The report contains four references to a discussion paper authored by Professor Gallagher, “Grouping Pupils by Ability”, supposedly contained in a book he co-edited with Professor Smith, published in 2000 and titled Educational and Legal Aspects of Selection in Schools. However, Robert McCartney, a retired QC and former MP, argued that neither the book nor the paper existed.
Mr McCartney, a staunch supporter of selective education, told Times Higher Education that the report supplied a major part of the evidence used to justify the abolition of the 11-plus examination system in Northern Ireland in 2008.
He said he first questioned the book’s existence in a newspaper article in 2006 but Queen’s only opened an inquiry earlier this year after he complained to the Russell Group, of which the university is a member.
Sir Peter Gregson, Queen’s vice-chancellor until last July, wrote a letter to Mr McCartney setting out the inquiry’s conclusions. He said that the academics’ research for the report had enabled three additional reports to be generated, which they had intended to turn into the cited book.
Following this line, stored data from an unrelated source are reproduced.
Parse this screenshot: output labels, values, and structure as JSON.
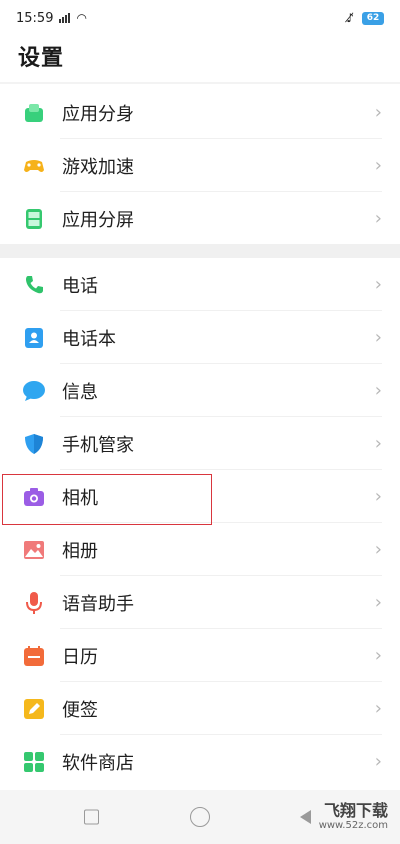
{
  "status": {
    "time": "15:59",
    "battery": "62"
  },
  "title": "设置",
  "group1": [
    {
      "id": "app-clone",
      "label": "应用分身",
      "icon": "app-clone-icon"
    },
    {
      "id": "game-accel",
      "label": "游戏加速",
      "icon": "gamepad-icon"
    },
    {
      "id": "split-screen",
      "label": "应用分屏",
      "icon": "split-screen-icon"
    }
  ],
  "group2": [
    {
      "id": "phone",
      "label": "电话",
      "icon": "phone-icon"
    },
    {
      "id": "contacts",
      "label": "电话本",
      "icon": "contacts-icon"
    },
    {
      "id": "messages",
      "label": "信息",
      "icon": "message-icon"
    },
    {
      "id": "phone-manager",
      "label": "手机管家",
      "icon": "shield-icon"
    },
    {
      "id": "camera",
      "label": "相机",
      "icon": "camera-icon"
    },
    {
      "id": "album",
      "label": "相册",
      "icon": "album-icon"
    },
    {
      "id": "voice-assistant",
      "label": "语音助手",
      "icon": "microphone-icon"
    },
    {
      "id": "calendar",
      "label": "日历",
      "icon": "calendar-icon"
    },
    {
      "id": "notes",
      "label": "便签",
      "icon": "note-icon"
    },
    {
      "id": "app-store",
      "label": "软件商店",
      "icon": "app-store-icon"
    }
  ],
  "watermark": {
    "title": "飞翔下载",
    "url": "www.52z.com"
  },
  "colors": {
    "highlight_border": "#d9363e",
    "section_gap": "#f0f0f0"
  }
}
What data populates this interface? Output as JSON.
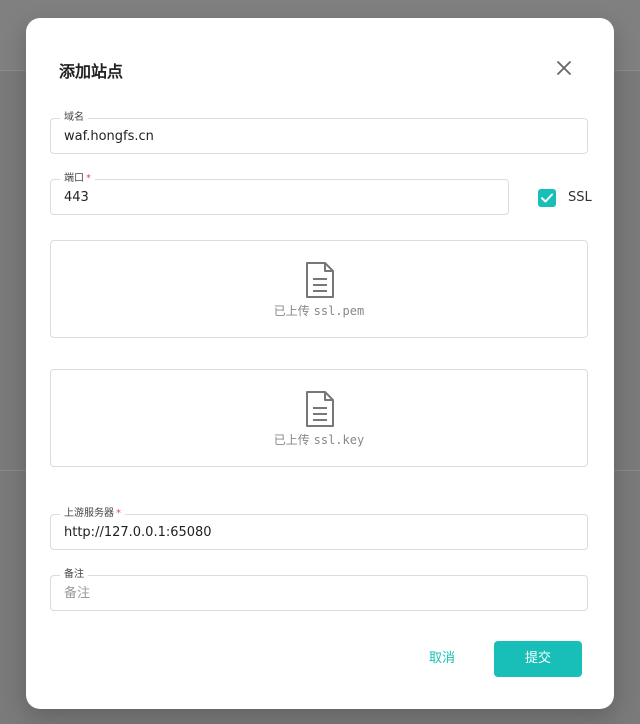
{
  "dialog": {
    "title": "添加站点",
    "close_icon": "close-icon"
  },
  "domain": {
    "label": "域名",
    "value": "waf.hongfs.cn",
    "required": false
  },
  "port": {
    "label": "端口",
    "required_mark": "*",
    "value": "443"
  },
  "ssl": {
    "label": "SSL",
    "checked": true,
    "color": "#18bfb8"
  },
  "uploads": [
    {
      "status": "已上传",
      "filename": "ssl.pem",
      "icon": "file-icon"
    },
    {
      "status": "已上传",
      "filename": "ssl.key",
      "icon": "file-icon"
    }
  ],
  "upstream": {
    "label": "上游服务器",
    "required_mark": "*",
    "value": "http://127.0.0.1:65080"
  },
  "remark": {
    "label": "备注",
    "placeholder": "备注",
    "value": ""
  },
  "actions": {
    "cancel_label": "取消",
    "submit_label": "提交"
  },
  "colors": {
    "accent": "#18bfb8",
    "required": "#e34d59",
    "overlay": "#7a7a7a"
  }
}
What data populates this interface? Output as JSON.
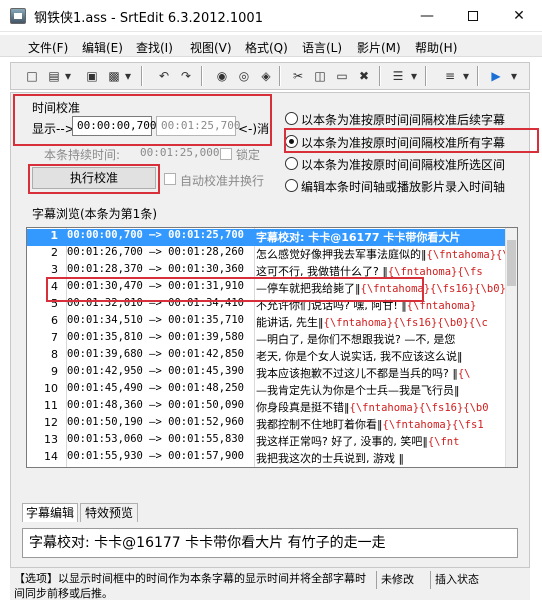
{
  "window": {
    "title": "钢铁侠1.ass - SrtEdit 6.3.2012.1001"
  },
  "menu": [
    "文件(F)",
    "编辑(E)",
    "查找(I)",
    "视图(V)",
    "格式(Q)",
    "语言(L)",
    "影片(M)",
    "帮助(H)"
  ],
  "time_calibration": {
    "group_title": "时间校准",
    "display_label": "显示-->",
    "start_time": "00:00:00,700",
    "end_time": "00:01:25,700",
    "end_suffix": "<-)消隐",
    "duration_label": "本条持续时间:",
    "duration_value": "00:01:25,000",
    "lock_label": "锁定",
    "run_button": "执行校准",
    "auto_label": "自动校准并换行"
  },
  "radio_options": [
    {
      "label": "以本条为准按原时间间隔校准后续字幕",
      "checked": false
    },
    {
      "label": "以本条为准按原时间间隔校准所有字幕",
      "checked": true
    },
    {
      "label": "以本条为准按原时间间隔校准所选区间",
      "checked": false
    },
    {
      "label": "编辑本条时间轴或播放影片录入时间轴",
      "checked": false
    }
  ],
  "browse_title": "字幕浏览(本条为第1条)",
  "subtitles": [
    {
      "index": "1",
      "time": "00:00:00,700 —> 00:01:25,700",
      "text": "字幕校对: 卡卡@16177 卡卡带你看大片",
      "tag": "",
      "selected": true
    },
    {
      "index": "2",
      "time": "00:01:26,700 —> 00:01:28,260",
      "text": "怎么感觉好像押我去军事法庭似的‖",
      "tag": "{\\fntahoma}{\\f",
      "selected": false
    },
    {
      "index": "3",
      "time": "00:01:28,370 —> 00:01:30,360",
      "text": "这可不行, 我做错什么了? ‖",
      "tag": "{\\fntahoma}{\\fs",
      "selected": false
    },
    {
      "index": "4",
      "time": "00:01:30,470 —> 00:01:31,910",
      "text": "—停车就把我给毙了‖",
      "tag": "{\\fntahoma}{\\fs16}{\\b0}{",
      "selected": false
    },
    {
      "index": "5",
      "time": "00:01:32,010 —> 00:01:34,410",
      "text": "不允许你们说话吗? 嘿, 阿甘! ‖",
      "tag": "{\\fntahoma}",
      "selected": false
    },
    {
      "index": "6",
      "time": "00:01:34,510 —> 00:01:35,710",
      "text": "能讲话, 先生‖",
      "tag": "{\\fntahoma}{\\fs16}{\\b0}{\\c",
      "selected": false
    },
    {
      "index": "7",
      "time": "00:01:35,810 —> 00:01:39,580",
      "text": "—明白了, 是你们不想跟我说? —不, 是您",
      "tag": "",
      "selected": false
    },
    {
      "index": "8",
      "time": "00:01:39,680 —> 00:01:42,850",
      "text": "老天, 你是个女人说实话, 我不应该这么说‖",
      "tag": "",
      "selected": false
    },
    {
      "index": "9",
      "time": "00:01:42,950 —> 00:01:45,390",
      "text": "我本应该抱歉不过这儿不都是当兵的吗? ‖",
      "tag": "{\\",
      "selected": false
    },
    {
      "index": "10",
      "time": "00:01:45,490 —> 00:01:48,250",
      "text": "—我肯定先认为你是个士兵—我是飞行员‖",
      "tag": "",
      "selected": false
    },
    {
      "index": "11",
      "time": "00:01:48,360 —> 00:01:50,090",
      "text": "你身段真是挺不错‖",
      "tag": "{\\fntahoma}{\\fs16}{\\b0",
      "selected": false
    },
    {
      "index": "12",
      "time": "00:01:50,190 —> 00:01:52,960",
      "text": "我都控制不住地盯着你看‖",
      "tag": "{\\fntahoma}{\\fs1",
      "selected": false
    },
    {
      "index": "13",
      "time": "00:01:53,060 —> 00:01:55,830",
      "text": "我这样正常吗? 好了, 没事的, 笑吧‖",
      "tag": "{\\fnt",
      "selected": false
    },
    {
      "index": "14",
      "time": "00:01:55,930 —> 00:01:57,900",
      "text": "我把我这次的士兵说到, 游戏 ‖",
      "tag": "",
      "selected": false
    }
  ],
  "tabs": [
    "字幕编辑",
    "特效预览"
  ],
  "editor_text": "字幕校对: 卡卡@16177 卡卡带你看大片 有竹子的走一走",
  "status": {
    "message": "【选项】以显示时间框中的时间作为本条字幕的显示时间并将全部字幕时间同步前移或后推。",
    "modified": "未修改",
    "mode": "插入状态"
  },
  "colors": {
    "highlight_box": "#d8303a",
    "selected_row": "#3399ff",
    "tag_text": "#d02020"
  }
}
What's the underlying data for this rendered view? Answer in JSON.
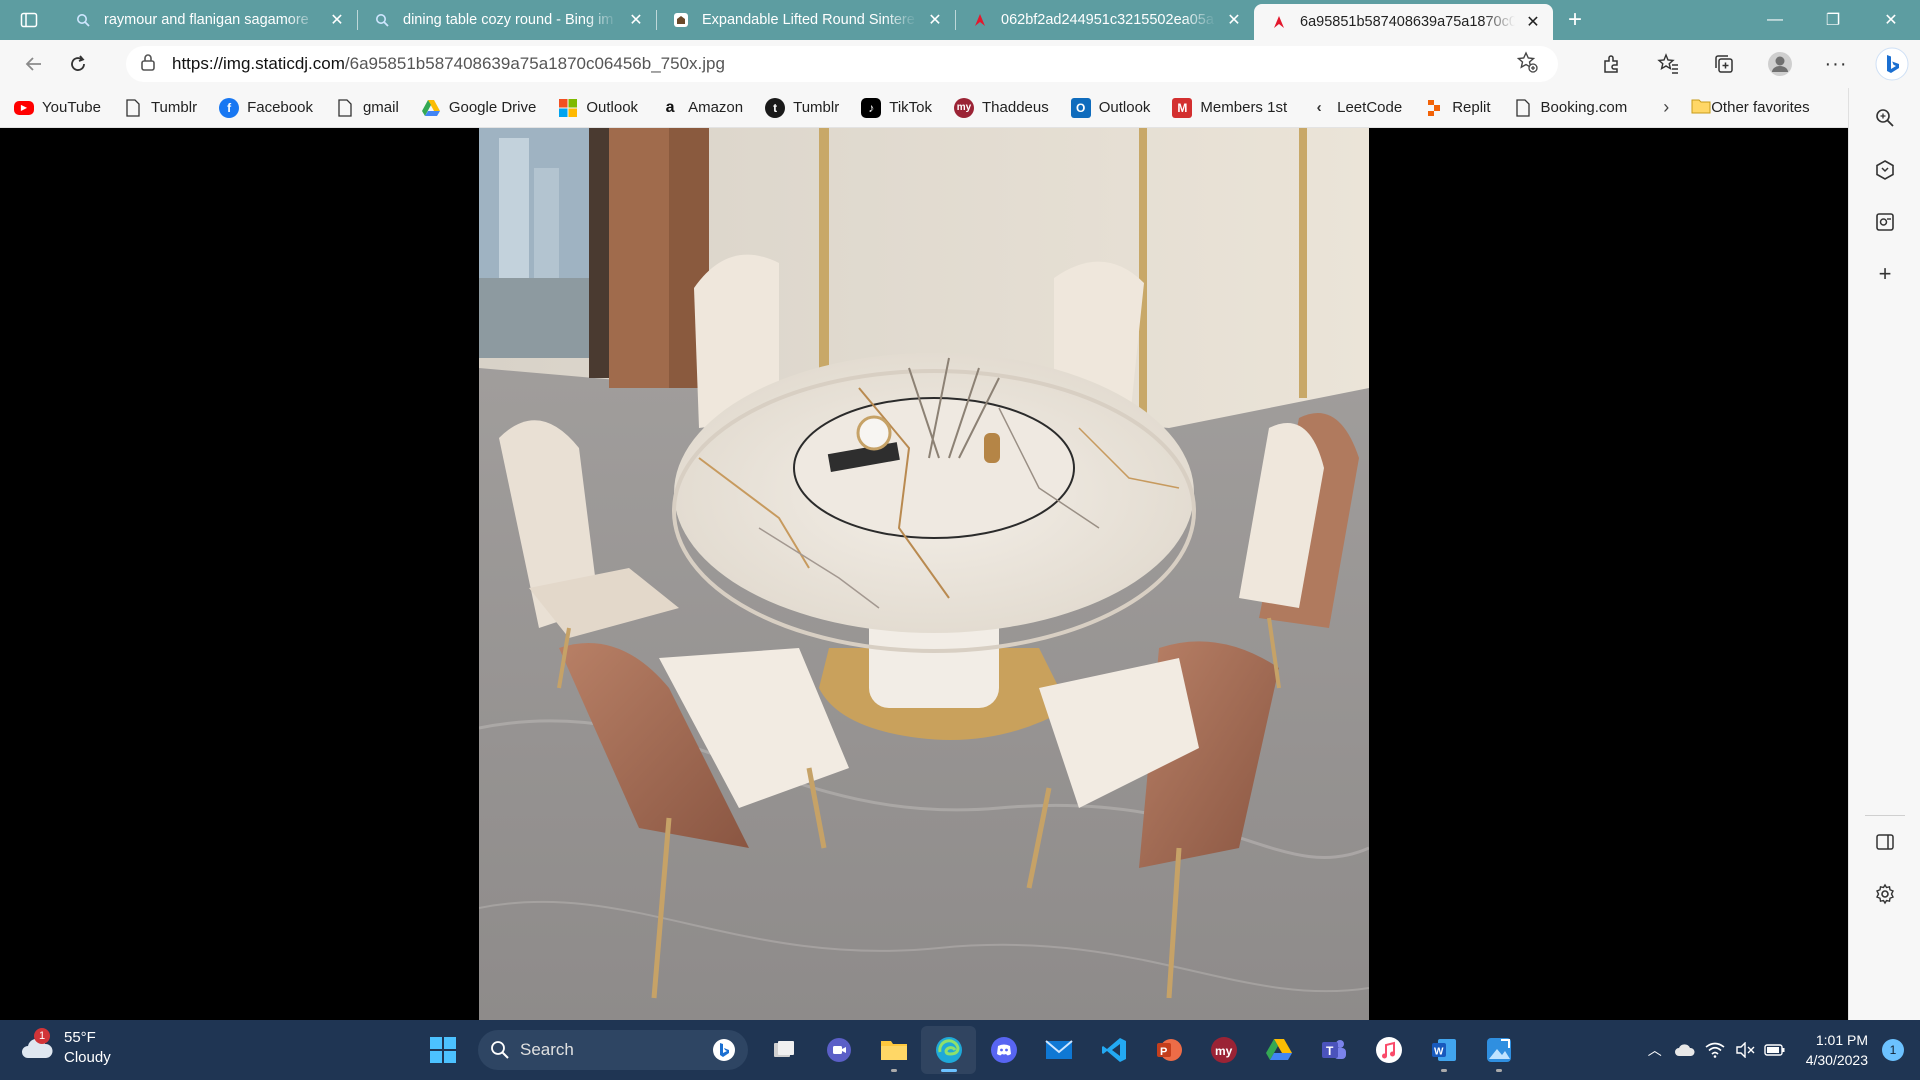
{
  "tabs": [
    {
      "title": "raymour and flanigan sagamore",
      "icon": "search-icon",
      "active": false
    },
    {
      "title": "dining table cozy round - Bing im",
      "icon": "search-icon",
      "active": false
    },
    {
      "title": "Expandable Lifted Round Sintere",
      "icon": "store-icon",
      "active": false
    },
    {
      "title": "062bf2ad244951c3215502ea05a",
      "icon": "image-icon",
      "active": false
    },
    {
      "title": "6a95851b587408639a75a1870c0",
      "icon": "image-icon",
      "active": true
    }
  ],
  "address": {
    "host": "https://img.staticdj.com",
    "path": "/6a95851b587408639a75a1870c06456b_750x.jpg"
  },
  "bookmarks": [
    {
      "label": "YouTube",
      "icon": "youtube-icon",
      "color": "#ff0000"
    },
    {
      "label": "Tumblr",
      "icon": "page-icon",
      "color": ""
    },
    {
      "label": "Facebook",
      "icon": "facebook-icon",
      "color": "#1877f2"
    },
    {
      "label": "gmail",
      "icon": "page-icon",
      "color": ""
    },
    {
      "label": "Google Drive",
      "icon": "drive-icon",
      "color": ""
    },
    {
      "label": "Outlook",
      "icon": "microsoft-icon",
      "color": ""
    },
    {
      "label": "Amazon",
      "icon": "amazon-icon",
      "color": "#111111"
    },
    {
      "label": "Tumblr",
      "icon": "tumblr-icon",
      "color": "#1a1a1a"
    },
    {
      "label": "TikTok",
      "icon": "tiktok-icon",
      "color": "#000000"
    },
    {
      "label": "Thaddeus",
      "icon": "thaddeus-icon",
      "color": "#9b2335"
    },
    {
      "label": "Outlook",
      "icon": "outlook-icon",
      "color": "#0f6cbd"
    },
    {
      "label": "Members 1st",
      "icon": "members1st-icon",
      "color": "#d32f2f"
    },
    {
      "label": "LeetCode",
      "icon": "leetcode-icon",
      "color": ""
    },
    {
      "label": "Replit",
      "icon": "replit-icon",
      "color": "#f26207"
    },
    {
      "label": "Booking.com",
      "icon": "page-icon",
      "color": ""
    }
  ],
  "other_favorites": "Other favorites",
  "weather": {
    "temp": "55°F",
    "condition": "Cloudy",
    "badge": "1"
  },
  "taskbar": {
    "search_label": "Search",
    "apps": [
      "file-explorer-icon",
      "teams-meet-icon",
      "folder-icon",
      "edge-icon",
      "discord-icon",
      "mail-icon",
      "vscode-icon",
      "powerpoint-icon",
      "myapp-icon",
      "google-drive-icon",
      "teams-icon",
      "itunes-icon",
      "word-icon",
      "photos-icon"
    ]
  },
  "clock": {
    "time": "1:01 PM",
    "date": "4/30/2023"
  },
  "notifications": "1",
  "colors": {
    "tabstrip": "#5d9da1",
    "taskbar": "#1f3553",
    "accent": "#6cc2ff"
  }
}
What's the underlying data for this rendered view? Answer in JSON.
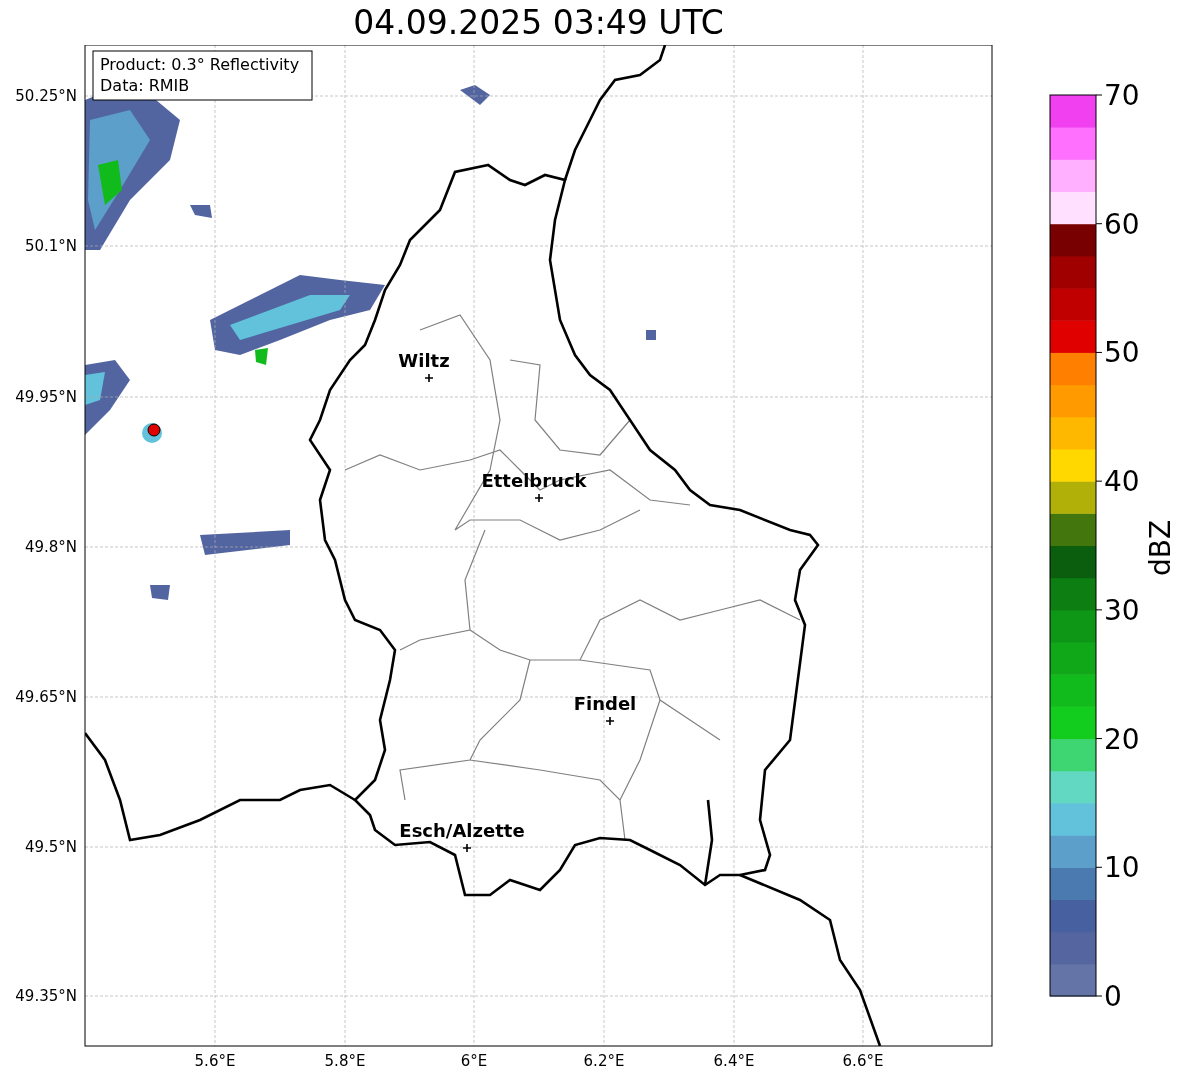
{
  "title": "04.09.2025 03:49 UTC",
  "annotation": [
    "Product: 0.3° Reflectivity",
    "Data: RMIB"
  ],
  "cities": [
    {
      "name": "Wiltz"
    },
    {
      "name": "Ettelbruck"
    },
    {
      "name": "Findel"
    },
    {
      "name": "Esch/Alzette"
    }
  ],
  "y_ticks": [
    "50.25°N",
    "50.1°N",
    "49.95°N",
    "49.8°N",
    "49.65°N",
    "49.5°N",
    "49.35°N"
  ],
  "x_ticks": [
    "5.6°E",
    "5.8°E",
    "6°E",
    "6.2°E",
    "6.4°E",
    "6.6°E"
  ],
  "colorbar": {
    "label": "dBZ",
    "ticks": [
      "70",
      "60",
      "50",
      "40",
      "30",
      "20",
      "10",
      "0"
    ],
    "bins": [
      {
        "color": "#6474a6"
      },
      {
        "color": "#5565a0"
      },
      {
        "color": "#4660a0"
      },
      {
        "color": "#4a7ab0"
      },
      {
        "color": "#5b9fca"
      },
      {
        "color": "#62c2dc"
      },
      {
        "color": "#62d8c2"
      },
      {
        "color": "#3ed672"
      },
      {
        "color": "#12cc1e"
      },
      {
        "color": "#12bb1c"
      },
      {
        "color": "#10a818"
      },
      {
        "color": "#0e9616"
      },
      {
        "color": "#0c7e12"
      },
      {
        "color": "#0a5e0e"
      },
      {
        "color": "#44760e"
      },
      {
        "color": "#b0b008"
      },
      {
        "color": "#ffd800"
      },
      {
        "color": "#ffb800"
      },
      {
        "color": "#ff9a00"
      },
      {
        "color": "#ff7f00"
      },
      {
        "color": "#e00000"
      },
      {
        "color": "#c00000"
      },
      {
        "color": "#a00000"
      },
      {
        "color": "#780000"
      },
      {
        "color": "#ffe0ff"
      },
      {
        "color": "#ffb0ff"
      },
      {
        "color": "#ff70ff"
      },
      {
        "color": "#f040f0"
      }
    ]
  }
}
Two had been published in other forms, and the third – the cited discussion paper – “has always been available from the authors upon request”.
Sir Peter recognised that the references to the book were “inappropriate” in the absence of “the qualifier ‘in preparation’” and said he had “formally addressed this matter with Professor Gallagher”.
Mr McCartney wrote to Queen’s: “When a book has been completed and accepted for publication it is permissible after the book’s citation to add the qualification ‘at press’. This is completely different from suggesting that a book is in ‘preparation’, an addendum for which there is no known or accepted precedent in academic circles.”